Imaginemos un escenario extremo: una madre roba un medicamento que no puede pagar para salvar la vida de su hijo. Según la lógica de “el fin no justifica los medios”, ese robo es inmoral. La ley, posiblemente, lo considerará un delito. Pero ¿y la conciencia? ¿Y el instinto más básico de protección?

Hay situaciones que ponen a prueba nuestras categorías morales más rígidas. Cuando el sistema no protege, cuando las normas se aplican con frialdad pero no con justicia, cuando los “medios aceptables” no existen, ¿es preferible mirar hacia otro lado antes que hacer lo necesario?

No es relativismo, es responsabilidad

Rebatir la idea de que “el fin no justifica los medios” no es defender que todo vale. No es caer en un relativismo moral en el que cualquier atrocidad puede justificarse si se envuelve en una causa noble. Es más bien una llamada a pensar. A dejar de repetir eslóganes éticos y empezar a evaluar cada decisión con conciencia, con responsabilidad y con la humildad de quien sabe que, a veces, no hay soluciones perfectas.

La ética adulta no consiste en evitar el dilema, sino en enfrentarlo. Y eso incluye aceptar que, en determinadas circunstancias, el medio menos ético puede ser el único disponible para evitar un mal mayor.
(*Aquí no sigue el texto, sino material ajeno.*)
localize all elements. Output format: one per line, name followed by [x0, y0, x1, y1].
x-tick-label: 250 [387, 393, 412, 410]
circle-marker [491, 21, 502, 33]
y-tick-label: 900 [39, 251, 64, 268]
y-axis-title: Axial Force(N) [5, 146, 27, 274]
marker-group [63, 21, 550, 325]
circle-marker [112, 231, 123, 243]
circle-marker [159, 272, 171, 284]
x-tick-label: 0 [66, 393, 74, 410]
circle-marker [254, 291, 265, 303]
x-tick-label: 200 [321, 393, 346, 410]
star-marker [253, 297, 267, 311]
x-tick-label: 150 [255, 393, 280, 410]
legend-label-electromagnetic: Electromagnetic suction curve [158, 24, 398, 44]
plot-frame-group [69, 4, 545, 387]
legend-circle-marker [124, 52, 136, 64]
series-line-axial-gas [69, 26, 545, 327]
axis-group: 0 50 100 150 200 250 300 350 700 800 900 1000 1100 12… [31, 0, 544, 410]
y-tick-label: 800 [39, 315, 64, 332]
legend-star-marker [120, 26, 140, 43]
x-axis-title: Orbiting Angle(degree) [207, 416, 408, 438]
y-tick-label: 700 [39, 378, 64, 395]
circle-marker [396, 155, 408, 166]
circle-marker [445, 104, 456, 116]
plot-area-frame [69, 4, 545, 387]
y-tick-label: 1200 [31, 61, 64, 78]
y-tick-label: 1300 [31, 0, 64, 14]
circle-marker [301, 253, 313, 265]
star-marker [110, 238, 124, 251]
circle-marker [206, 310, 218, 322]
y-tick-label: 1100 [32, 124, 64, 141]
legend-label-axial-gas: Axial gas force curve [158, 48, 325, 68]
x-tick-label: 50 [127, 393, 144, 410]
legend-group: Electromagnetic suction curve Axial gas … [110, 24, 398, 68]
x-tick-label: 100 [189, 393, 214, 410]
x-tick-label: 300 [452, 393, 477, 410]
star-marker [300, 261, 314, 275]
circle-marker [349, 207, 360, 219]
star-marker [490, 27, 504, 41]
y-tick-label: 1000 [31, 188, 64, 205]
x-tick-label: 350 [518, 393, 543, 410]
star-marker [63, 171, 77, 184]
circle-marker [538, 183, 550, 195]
¿Y si el problema es otro?

Tal vez el peligro no está en aceptar que a veces el fin justifica los medios, sino en quién decide cuál es el fin y los medios. Si quien define el fin es alguien movido por el poder, la codicia o el orgullo, entonces cualquier medio será una excusa. Pero si quien toma la decisión lo hace desde la conciencia, el cuidado del otro y una reflexión profunda sobre las consecuencias, entonces justificar ciertos medios puede no ser cinismo, sino compasión.

Decir que a veces el fin justifica los medios es reconocer que no todas las reglas son sagradas cuando se convierten en obstáculos para la dignidad humana. Es admitir que hay excepciones, y que esas excepciones no deslegitiman la norma, sino que la contextualizan.

Conclusión: no hay virtud en la rigidez

Hay quienes confunden la integridad con la inflexibilidad. Creen que jamás justificar un medio cuestionable es prueba de rectitud. Pero, en realidad, la verdadera ética —la que duele, la que implica riesgo y dilema— es la que se atreve a mirar las excepciones a la cara. Porque hay momentos en que actuar “correctamente” desde el punto de vista formal puede ser lo menos humano que se puede hacer.

Quizá por eso, deberíamos atrevernos a decirlo en voz alta: El fin justifica los medios… a veces. No siempre. No sin pensar. Pero sí cuando lo único inmoral sería no hacer nada.

El problema es que nos encantan las respuestas sencillas, los blancos o los negros, y una vez se acepta que ciertos fines pueden justificar ciertos medios, se abre una puerta peligrosa. Puede dar miedo.